Introduction
Infrastructure as Code is a modern approach for automating the provisioning and deployment of IT resources. The idea is to use simple configuration files to define what IT resources we want to set up, and have those resources created automatically based on that configuration. We can then commit that configuration file into a version control repo, test it, manage versions, and start treating the infrastructure like an ordinary source code.
ARM Templates
On Microsoft Azure, there is one primary building block that enables Infrastructure as Code – Azure Resource Manager (ARM). ARM lets you author templates in JSON format, specifying Azure services you want to run, and makes it possible to easily deploy those services according to the template.
ARM automatically orchestrates the deployment in the correct order respecting dependencies. The engine ensures idempotency.
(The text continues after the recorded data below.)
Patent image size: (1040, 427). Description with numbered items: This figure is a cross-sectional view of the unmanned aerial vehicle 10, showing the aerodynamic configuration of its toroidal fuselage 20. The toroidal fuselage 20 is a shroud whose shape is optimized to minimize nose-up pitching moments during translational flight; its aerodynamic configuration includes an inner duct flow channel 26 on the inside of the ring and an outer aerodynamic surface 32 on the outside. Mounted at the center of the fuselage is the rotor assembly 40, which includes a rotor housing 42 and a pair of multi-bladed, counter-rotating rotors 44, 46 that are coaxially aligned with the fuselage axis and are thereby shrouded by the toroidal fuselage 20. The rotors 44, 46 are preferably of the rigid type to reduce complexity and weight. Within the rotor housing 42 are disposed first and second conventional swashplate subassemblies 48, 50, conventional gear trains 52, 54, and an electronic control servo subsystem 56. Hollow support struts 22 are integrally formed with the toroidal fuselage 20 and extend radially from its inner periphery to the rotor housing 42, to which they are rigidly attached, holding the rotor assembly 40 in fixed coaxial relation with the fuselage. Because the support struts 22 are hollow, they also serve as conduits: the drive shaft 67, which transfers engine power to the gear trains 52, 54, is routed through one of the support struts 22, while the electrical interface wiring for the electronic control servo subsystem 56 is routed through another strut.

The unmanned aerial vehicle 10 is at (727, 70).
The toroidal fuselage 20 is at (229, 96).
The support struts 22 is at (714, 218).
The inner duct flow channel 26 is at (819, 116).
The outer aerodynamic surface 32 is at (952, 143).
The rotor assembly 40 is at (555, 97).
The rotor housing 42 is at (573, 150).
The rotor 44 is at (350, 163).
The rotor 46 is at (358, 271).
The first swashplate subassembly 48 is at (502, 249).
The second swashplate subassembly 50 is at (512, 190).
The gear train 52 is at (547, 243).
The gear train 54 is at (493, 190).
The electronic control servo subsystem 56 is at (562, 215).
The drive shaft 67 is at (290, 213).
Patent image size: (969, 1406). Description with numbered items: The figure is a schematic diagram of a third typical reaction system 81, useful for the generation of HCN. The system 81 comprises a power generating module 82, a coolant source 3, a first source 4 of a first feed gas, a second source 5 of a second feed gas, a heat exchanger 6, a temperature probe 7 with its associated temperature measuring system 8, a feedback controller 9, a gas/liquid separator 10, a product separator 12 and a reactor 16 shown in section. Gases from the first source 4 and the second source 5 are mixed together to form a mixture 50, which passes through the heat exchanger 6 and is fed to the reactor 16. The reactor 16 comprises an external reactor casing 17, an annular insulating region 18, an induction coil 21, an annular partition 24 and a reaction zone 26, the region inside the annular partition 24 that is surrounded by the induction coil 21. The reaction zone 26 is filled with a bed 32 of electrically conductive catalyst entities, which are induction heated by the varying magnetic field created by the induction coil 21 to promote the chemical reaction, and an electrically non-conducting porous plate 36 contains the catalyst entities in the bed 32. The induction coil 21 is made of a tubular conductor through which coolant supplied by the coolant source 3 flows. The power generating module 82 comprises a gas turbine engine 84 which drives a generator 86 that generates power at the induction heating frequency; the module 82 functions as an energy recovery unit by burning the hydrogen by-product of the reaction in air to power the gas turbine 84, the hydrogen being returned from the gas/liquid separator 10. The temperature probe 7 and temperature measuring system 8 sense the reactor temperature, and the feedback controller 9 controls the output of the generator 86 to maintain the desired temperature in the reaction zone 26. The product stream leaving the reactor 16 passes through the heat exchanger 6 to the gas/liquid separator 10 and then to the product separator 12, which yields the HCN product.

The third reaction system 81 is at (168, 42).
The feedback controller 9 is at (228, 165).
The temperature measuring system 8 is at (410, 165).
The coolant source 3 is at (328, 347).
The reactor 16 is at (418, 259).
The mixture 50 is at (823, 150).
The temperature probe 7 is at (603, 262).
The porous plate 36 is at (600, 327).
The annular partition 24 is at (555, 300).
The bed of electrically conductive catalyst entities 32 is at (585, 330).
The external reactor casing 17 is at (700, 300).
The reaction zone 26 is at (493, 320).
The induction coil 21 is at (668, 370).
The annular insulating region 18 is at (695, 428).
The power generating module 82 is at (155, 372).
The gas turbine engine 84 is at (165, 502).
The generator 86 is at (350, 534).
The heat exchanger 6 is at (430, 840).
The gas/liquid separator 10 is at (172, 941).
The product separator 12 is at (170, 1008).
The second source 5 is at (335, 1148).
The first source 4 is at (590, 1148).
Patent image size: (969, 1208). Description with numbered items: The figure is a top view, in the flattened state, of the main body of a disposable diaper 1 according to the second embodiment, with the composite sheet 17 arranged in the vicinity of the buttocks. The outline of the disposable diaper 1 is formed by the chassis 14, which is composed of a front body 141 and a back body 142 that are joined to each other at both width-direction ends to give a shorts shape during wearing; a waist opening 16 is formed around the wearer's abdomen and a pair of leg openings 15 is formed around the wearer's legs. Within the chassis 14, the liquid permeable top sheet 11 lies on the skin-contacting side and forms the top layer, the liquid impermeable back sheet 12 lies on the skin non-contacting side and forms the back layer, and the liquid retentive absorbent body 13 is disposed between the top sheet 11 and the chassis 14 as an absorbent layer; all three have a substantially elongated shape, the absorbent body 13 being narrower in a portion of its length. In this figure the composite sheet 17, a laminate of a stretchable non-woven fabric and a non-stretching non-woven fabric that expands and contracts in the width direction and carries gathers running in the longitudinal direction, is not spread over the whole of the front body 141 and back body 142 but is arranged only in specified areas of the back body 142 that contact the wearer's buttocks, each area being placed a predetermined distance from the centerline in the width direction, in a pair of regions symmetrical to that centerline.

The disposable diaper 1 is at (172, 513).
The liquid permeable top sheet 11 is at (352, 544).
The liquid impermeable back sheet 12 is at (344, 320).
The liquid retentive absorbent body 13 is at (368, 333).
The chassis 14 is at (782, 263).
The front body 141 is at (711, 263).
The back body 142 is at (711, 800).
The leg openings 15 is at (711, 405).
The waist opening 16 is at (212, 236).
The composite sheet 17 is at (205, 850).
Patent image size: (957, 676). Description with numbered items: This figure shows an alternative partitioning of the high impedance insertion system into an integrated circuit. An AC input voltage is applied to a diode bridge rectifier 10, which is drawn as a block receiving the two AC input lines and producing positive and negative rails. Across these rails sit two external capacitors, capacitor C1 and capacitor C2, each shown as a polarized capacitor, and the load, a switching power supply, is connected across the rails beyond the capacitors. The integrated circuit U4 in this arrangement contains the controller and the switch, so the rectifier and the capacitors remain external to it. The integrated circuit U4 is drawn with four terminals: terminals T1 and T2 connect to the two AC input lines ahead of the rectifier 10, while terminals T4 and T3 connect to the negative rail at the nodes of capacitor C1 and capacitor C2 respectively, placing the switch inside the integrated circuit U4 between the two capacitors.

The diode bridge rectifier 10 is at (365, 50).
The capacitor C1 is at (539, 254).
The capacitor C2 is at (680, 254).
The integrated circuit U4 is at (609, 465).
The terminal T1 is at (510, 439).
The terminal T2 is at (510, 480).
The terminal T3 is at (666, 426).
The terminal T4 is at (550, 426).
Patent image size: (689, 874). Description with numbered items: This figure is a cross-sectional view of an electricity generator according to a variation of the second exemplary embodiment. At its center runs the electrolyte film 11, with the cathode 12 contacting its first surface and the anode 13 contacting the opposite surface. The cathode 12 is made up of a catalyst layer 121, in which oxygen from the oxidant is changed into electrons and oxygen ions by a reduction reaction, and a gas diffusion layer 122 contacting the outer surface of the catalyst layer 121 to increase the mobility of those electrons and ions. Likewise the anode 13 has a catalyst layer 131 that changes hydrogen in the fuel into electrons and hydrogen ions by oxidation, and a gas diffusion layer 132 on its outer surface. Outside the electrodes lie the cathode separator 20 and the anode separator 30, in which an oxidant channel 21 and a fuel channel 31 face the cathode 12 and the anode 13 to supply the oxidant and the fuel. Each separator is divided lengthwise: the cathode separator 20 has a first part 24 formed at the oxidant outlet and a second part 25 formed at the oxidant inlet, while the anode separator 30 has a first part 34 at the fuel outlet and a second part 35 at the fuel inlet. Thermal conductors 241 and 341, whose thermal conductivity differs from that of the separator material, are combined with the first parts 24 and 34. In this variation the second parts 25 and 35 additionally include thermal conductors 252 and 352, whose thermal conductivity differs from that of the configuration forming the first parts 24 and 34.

If a desired resource already exists with the same configuration, provisioning will be ignored.
The basic schema looks something like below:
{
"$schema": "https://schema.management.azure.com/schemas/2015-01-01/deploymentTemplate.json#",
"contentVersion": "",
"apiProfile": "",
"parameters": { },
"variables": { },
"functions": [ ],
"resources": [ ],
"outputs": { }
}
Provision Azure Infrastructure using Azure DevOps Pipeline
Azure DevOps provides the CI/CD pipeline, starting with a Git repository for managing the application source code and infrastructure code (ARM templates), a build system for producing packages and other build artifacts, and a Release Management system for setting up a pipeline to deploy the changes through dev, test, and production environments. The pipeline uses ARM templates to provision or update the infrastructure as necessary in each environment, and then deploys the updated build.
Process flow:
- Create a new feature branch from the main branch and checkout the branch locally to create ARM template files using an IDE (VS Code, Visual Studio, etc.)
- Validate the arm template files locally using arm template test toolkit and Chekov to detect any security vulnerabilities.
- Commit the arm template files to Azure Repos using git commands. Create a pull request to review and merge the source code to the main branch.
- Azure DevOps Pipeline Continuous integration (CI) triggers the build and validates the source code before publishing the artifact.
- Azure DevOps Pipeline Continuous deployment (CD) trigger orchestrates deployment of the artifacts with environment-specific parameters.
- Azure DevOps Pipeline Continuous deployment (CD) runs ARM employment task to deploy the ARM template to dev resource group.
- Once deployment to dev stage is successfully completed, run the release job to Test, Uat, PreProd and Production stages.